On the back end, a Node.js + Express server hosts the game and static files. Socket.IO manages real-time communication, including room creation/joining, chat messages, score updates, round timers, and synced drawing events. We designed an AI module that:
- Generates template stroke sequences for each word (so the AI "draws" in our visual style).
- Tracks stroke history and masked letters.
- Uses difficulty-dependent logic to randomly guess at first, then progressively becomes more intelligent as more information is revealed.
Challenges we ran into
- Gesture robustness: Getting MediaPipe gesture thresholds right so drawing feels responsive without accidental strokes was tricky, especially under different lighting conditions.
- Canvas sync: Ensuring every client sees the same drawing in real time required careful structuring of draw/erase events and dealing with network latency.
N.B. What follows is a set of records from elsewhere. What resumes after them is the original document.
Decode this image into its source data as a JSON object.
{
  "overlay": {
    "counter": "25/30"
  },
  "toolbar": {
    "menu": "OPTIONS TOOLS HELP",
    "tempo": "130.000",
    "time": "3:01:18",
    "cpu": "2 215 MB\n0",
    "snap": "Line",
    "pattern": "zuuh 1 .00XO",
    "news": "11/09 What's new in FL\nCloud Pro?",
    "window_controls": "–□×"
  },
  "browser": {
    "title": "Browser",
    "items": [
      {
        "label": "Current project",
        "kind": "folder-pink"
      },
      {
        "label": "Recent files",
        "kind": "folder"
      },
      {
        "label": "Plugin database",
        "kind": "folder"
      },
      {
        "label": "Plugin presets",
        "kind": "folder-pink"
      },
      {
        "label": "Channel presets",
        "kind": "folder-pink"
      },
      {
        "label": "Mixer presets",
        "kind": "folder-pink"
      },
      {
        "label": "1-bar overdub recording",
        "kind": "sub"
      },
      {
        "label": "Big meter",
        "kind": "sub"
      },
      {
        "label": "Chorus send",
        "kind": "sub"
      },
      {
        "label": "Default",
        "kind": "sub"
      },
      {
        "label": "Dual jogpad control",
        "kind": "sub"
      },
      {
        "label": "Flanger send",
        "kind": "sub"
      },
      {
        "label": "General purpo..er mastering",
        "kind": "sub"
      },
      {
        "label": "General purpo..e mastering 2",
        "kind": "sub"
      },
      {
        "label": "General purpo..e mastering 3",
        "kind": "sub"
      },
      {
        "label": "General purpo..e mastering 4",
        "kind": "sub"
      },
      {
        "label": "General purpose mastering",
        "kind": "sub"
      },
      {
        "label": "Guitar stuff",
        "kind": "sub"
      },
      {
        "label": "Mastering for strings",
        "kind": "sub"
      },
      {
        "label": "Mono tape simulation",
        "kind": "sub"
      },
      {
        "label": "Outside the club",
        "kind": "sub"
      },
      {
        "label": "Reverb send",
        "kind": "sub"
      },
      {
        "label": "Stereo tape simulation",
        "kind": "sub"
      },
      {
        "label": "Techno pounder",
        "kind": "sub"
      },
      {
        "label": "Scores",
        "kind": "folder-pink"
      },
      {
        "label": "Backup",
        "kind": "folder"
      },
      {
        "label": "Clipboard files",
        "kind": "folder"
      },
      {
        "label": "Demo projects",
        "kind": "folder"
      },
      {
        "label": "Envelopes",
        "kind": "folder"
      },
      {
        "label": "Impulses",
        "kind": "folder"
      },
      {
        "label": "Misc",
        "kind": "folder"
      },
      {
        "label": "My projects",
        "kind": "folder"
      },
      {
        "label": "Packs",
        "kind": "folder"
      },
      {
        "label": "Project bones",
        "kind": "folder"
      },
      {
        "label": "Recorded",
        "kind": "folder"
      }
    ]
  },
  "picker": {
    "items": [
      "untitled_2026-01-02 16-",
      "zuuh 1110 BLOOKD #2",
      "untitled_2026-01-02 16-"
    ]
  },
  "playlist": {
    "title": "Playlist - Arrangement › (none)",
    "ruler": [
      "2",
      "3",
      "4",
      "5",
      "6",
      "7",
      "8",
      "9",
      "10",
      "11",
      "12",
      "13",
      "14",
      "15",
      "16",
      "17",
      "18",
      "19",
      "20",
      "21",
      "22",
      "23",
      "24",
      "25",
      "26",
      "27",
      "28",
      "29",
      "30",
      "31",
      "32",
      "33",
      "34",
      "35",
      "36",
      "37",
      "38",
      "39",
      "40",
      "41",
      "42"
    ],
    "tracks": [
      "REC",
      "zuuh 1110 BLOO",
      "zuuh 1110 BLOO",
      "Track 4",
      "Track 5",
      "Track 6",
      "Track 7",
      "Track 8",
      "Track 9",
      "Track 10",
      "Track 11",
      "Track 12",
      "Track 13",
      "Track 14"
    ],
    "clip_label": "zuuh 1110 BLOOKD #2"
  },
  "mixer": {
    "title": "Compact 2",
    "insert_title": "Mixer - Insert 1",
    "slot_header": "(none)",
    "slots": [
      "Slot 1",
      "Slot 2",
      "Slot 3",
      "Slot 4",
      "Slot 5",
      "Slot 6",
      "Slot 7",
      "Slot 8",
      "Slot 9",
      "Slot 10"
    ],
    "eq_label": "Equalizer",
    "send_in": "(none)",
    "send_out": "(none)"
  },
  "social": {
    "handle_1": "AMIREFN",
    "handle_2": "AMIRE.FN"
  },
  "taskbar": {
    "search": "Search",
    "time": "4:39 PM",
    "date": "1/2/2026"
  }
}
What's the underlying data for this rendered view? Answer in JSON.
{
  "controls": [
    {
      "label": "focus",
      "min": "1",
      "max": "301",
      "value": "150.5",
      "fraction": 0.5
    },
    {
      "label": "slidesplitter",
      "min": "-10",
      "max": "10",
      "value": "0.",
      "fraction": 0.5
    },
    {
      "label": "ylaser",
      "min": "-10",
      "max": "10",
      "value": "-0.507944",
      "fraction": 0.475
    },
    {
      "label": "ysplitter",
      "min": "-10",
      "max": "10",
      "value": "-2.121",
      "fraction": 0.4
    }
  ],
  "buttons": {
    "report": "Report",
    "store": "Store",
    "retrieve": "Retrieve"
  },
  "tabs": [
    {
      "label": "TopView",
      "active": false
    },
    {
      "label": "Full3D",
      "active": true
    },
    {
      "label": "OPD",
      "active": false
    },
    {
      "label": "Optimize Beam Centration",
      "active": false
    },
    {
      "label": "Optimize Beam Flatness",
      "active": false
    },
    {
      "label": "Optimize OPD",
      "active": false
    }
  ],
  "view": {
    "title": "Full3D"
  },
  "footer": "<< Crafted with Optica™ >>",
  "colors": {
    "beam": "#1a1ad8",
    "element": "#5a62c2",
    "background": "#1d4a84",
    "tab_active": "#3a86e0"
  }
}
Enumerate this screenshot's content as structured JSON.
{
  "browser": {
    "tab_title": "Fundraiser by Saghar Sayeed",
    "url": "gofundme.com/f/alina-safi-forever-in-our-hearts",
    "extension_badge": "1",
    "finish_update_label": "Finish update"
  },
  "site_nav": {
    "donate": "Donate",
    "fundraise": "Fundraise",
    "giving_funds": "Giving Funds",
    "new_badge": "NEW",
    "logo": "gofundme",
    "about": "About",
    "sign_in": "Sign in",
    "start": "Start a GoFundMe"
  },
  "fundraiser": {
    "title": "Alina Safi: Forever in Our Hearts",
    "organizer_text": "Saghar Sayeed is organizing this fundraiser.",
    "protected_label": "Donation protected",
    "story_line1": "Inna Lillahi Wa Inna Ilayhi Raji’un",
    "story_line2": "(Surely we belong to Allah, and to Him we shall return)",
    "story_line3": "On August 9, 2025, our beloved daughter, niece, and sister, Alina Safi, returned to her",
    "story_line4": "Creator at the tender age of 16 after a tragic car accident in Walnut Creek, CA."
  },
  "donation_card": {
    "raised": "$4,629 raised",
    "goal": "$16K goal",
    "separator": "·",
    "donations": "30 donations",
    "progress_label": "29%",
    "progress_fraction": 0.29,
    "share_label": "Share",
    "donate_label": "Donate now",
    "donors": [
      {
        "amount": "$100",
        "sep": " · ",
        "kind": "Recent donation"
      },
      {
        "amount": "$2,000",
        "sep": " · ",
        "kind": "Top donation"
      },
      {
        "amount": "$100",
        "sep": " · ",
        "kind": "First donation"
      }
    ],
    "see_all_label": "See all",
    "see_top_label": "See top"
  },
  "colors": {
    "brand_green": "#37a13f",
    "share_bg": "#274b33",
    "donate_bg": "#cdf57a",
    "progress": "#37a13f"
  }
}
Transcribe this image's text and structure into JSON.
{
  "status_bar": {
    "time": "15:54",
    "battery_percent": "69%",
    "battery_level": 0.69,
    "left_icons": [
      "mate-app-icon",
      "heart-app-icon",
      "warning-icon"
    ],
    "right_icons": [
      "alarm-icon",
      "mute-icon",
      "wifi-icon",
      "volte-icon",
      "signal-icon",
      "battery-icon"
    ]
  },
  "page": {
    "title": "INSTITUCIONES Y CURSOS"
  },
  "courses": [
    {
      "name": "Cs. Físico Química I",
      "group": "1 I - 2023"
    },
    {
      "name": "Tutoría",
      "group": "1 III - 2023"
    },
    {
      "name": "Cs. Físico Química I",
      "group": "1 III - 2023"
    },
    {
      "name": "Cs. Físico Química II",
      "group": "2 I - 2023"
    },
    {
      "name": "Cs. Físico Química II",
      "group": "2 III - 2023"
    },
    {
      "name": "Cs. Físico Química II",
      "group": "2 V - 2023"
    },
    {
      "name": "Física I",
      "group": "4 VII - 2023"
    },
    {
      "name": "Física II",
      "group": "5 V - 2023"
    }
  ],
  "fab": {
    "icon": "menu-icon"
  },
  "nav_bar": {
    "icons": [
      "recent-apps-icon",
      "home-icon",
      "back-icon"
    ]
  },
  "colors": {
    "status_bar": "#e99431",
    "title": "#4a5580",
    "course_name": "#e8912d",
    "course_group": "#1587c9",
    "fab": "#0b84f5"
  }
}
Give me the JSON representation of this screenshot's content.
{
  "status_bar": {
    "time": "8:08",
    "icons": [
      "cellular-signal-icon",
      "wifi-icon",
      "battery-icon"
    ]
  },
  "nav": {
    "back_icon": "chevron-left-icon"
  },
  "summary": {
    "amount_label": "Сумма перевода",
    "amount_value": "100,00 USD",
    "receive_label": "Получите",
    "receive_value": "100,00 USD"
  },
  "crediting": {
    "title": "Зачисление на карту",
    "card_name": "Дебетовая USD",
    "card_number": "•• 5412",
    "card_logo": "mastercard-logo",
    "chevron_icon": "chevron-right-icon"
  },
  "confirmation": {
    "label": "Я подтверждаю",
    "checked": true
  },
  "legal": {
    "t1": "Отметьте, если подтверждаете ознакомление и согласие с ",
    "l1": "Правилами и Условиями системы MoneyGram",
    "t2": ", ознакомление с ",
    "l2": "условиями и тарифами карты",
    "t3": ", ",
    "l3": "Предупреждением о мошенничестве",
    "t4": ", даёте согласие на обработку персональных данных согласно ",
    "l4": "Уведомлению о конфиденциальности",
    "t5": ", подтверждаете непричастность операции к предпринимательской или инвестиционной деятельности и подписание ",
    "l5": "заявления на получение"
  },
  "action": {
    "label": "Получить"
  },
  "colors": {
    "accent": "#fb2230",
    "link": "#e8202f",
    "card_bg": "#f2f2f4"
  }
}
- AI behavior tuning: Making the AI feel fun and fair-sometimes silly, sometimes bright-meant iterating on how often it is allowed to guess, how "bad" the early guesses should be, and when it's allowed to be super intelligent and lock onto the correct word.
- Game flow & roles: Handling edge cases like players leaving mid-round, the host disconnecting, or an AI being the drawer required additional state management on the server.
Accomplishments that we're proud of
- Building a fully working air-gesture Pictionary experience that runs entirely in the browser.
- Designing a distinctive visual drawing style for the AI templates (e.g., dotted outlines, simple geometric icons) and making the AI draw them stroke-by-stroke.
- Implementing an AI opponent that can both draw and guess, with adjustable difficulty levels and believable behavior rather than random spam.
- Creating a polished lobby, round system, scoreboard, and end-of-game summary that make it feel like a complete party game, not just a tech demo.
What we learned
- How to integrate MediaPipe Hands into a real-time multiplayer setting and translate raw hand landmarks into intuitive gestures suitable for games.
- Best practices for structuring Socket.IO rooms, events, and shared state so that timers, roles, and scores remain consistent for everyone.
- Techniques for "game AI" that don't rely on heavy ML—combining heuristics, word-pattern matching, and controlled randomness to produce human-like behavior.
- The importance of UX details (clear instructions, visual feedback, and a consistent art style) when introducing a novel input mode like air-drawing.
What's next for PictionAIry
- Smarter AI & ML: Train a model on real player drawings so the AI can learn to recognize shapes directly from stroke data and adapt to each player's style over time.
- Custom word packs & themes: Allow hosts to upload or select themed word lists (e.g., movies, school subjects, company in-jokes).
- Accessibility & modes: Add options like larger UI, higher contrast colors, and alternative controls for players who can't use hand gestures.
- Online rooms at scale: Deploy a persistent hosted version so anyone can spin up a room instantly with friends, classrooms, or remote teams.